A Seemingly Trivial Car Crash

Jane was suffering from dystonia (a painful and uncontrollable spasming in her neck). She’d recently left an abusive long-term relationship, and was suffering chronic pain throughout her body, along with severe anxiety and bouts of self-loathing. On disability and barely able to care for herself, Jane found herself becoming reclusive.

As we began working through her recent divorce, trauma from the past began surfacing. Major trauma, including witnessing the death of her baby brother when Jane was just 3 years old.

Like many of my clients, Jane had already “worked through” these memories in ‘talk therapy’ but had never actually found relief. Each time we tapped through a major trauma I was secretly optimistic we’d gotten to the root of the dystonia. But despite overall improvements to Jane’s health and outlook, her spasming and pain would return again and again.

One day Jane casually mentioned being in an automobile accident. In contrast to the horrendous abuse she’d suffered, it seemed pretty minor. She wasn’t even injured in the collision. Even so, I’d been reading The Body Bears the Burden, by Dr. Robert Scaer, and was eager to explore the memory.

Much of Dr. Scaer’s 35 year career with chronic pain, involved victims of motor vehicle accidents, many of whom developed serious PTSD after seemingly trivial collisions. Invariably these patients had a history of traumatic abuse as children. His work in the neurophysiology of trauma and the role of disassociation in PTSD is groundbreaking.

Jane explained that a car came out of nowhere and broadsided her own car, directly where she was sitting in the back seat behind the driver. Jane related the event with no apparent emotion, and happily told me how the driver of the other car was very polite and apologized profusely. She hadn’t been hurt physically, but did remember being a bit dazed and “out of it”, possible signs that she’d disassociated.

We began tapping: “Even though that car came out of nowhere…” and immediately Jane began experiencing very intense fear! Her whole body was shaking. She was very surprised and wanted to “leave and get away from here”. I urged her to keep tapping.

We tapped on every aspect I could think of: “that horrible sound, that BANG” and “I was trapped and couldn’t get out” and “there was nothing I could do, I was helpless” and “my body was thrown and shaken”. With each new aspect Jane would exclaim, “Yes! There WAS a terrible sound!” or “Oh my god, I WAS trapped, I couldn’t get out of my door and panicked”.

Jane was absolutely stunned that so much intensity was stored in this memory and told me so again and again. She’d had no idea this was an important event, yet the feelings we were releasing were overwhelming.

We’d tapped the intensity way down (from a 10 down to maybe a 2 or 3), when suddenly her eyes went wide and she exclaimed, “This wasn’t the first crash! There was another!”

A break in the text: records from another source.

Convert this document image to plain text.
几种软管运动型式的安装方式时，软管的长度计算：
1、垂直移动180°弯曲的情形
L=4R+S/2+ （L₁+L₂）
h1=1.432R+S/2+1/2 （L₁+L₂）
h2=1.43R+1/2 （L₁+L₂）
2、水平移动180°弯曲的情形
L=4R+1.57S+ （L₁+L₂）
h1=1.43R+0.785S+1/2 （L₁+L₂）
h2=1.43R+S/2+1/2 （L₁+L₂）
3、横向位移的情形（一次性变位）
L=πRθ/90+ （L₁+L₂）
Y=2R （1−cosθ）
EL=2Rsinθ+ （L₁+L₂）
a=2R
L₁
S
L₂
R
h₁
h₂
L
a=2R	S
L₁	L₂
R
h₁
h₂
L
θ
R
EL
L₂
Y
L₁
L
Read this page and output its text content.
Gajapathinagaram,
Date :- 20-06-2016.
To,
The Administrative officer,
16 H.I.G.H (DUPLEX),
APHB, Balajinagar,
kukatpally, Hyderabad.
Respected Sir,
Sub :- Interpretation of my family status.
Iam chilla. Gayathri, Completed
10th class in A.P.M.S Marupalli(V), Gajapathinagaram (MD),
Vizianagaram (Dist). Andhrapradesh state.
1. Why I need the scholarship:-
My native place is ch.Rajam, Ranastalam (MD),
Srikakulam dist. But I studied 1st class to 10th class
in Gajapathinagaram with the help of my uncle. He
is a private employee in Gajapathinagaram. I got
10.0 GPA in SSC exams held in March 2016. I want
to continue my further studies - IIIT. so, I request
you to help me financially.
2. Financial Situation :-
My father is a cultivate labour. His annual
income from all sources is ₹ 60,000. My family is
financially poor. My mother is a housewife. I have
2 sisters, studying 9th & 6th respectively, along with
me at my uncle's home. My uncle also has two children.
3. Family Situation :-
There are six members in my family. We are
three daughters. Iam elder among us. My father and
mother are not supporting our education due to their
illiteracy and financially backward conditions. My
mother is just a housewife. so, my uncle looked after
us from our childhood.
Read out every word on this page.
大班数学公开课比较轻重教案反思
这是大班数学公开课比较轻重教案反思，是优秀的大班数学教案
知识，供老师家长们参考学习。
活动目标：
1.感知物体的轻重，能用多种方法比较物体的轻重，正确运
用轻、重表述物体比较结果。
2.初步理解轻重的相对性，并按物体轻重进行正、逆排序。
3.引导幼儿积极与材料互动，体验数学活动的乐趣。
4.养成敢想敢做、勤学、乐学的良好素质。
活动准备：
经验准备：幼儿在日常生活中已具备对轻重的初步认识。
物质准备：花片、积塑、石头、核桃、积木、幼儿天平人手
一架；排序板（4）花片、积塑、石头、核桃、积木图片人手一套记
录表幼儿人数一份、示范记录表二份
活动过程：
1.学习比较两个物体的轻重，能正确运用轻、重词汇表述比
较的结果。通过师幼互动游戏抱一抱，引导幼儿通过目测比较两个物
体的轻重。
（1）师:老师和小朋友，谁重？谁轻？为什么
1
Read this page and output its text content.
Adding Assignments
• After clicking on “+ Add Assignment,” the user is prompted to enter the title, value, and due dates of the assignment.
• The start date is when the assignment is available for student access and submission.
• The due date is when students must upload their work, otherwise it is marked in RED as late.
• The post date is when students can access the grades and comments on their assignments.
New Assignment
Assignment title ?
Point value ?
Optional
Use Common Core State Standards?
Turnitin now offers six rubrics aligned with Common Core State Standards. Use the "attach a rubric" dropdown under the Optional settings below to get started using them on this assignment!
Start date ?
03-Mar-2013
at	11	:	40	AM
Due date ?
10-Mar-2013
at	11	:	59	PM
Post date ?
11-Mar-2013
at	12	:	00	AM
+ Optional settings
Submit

Years before the crash we’d been working on, Jane had been broadsided, again from the left, when someone ran a red light. Once again, the car came out of nowhere and there was nothing she could do. Potentially a much more deadly accident, Jane had walked away seemingly unscathed, though in hindsight she’d clearly disassociated.

As we tapped through this second crash, yet another forgotten memory burst into awareness. Even earlier, in her early 20’s, Jane had been driving at dusk and two boys on bikes had come out of nowhere, again from the left, and passed right in front of her car. Only by jamming on the brakes did she miss hitting them.

Although no one was hurt, she remembered that the incident had plunged her into a state of deep shock for several days. This memory was much more emotionally charged than the two collisions. Jane was fixated on the idea that she ‘could have killed them’ and that she ‘wouldn’t be able to live with myself’.

As we tapped on this intense ideation, Jane was suddenly remembering the death of her brother. She cried out, “I am three years old again” and re-experienced overwhelming feelings of guilt over not being able to prevent it.

Although we had tapped on his death and those same feelings over a number of sessions, somehow this experience of nearly hitting those boys had driven the emotional trauma deep into her body. This massive dissociation set the stage for Jane’s dystonia, a kind of the compulsive turning away from what she could no longer bear to see.

This was a breakthrough session and Jane’s dystonia did fade away. That said, this was not a “one session wonder.”  It actually took a lot of courageous work over quite a few sessions to achieve this blessed relief for Jane. But still, it was an exciting and encouraging victory I wanted to share with you.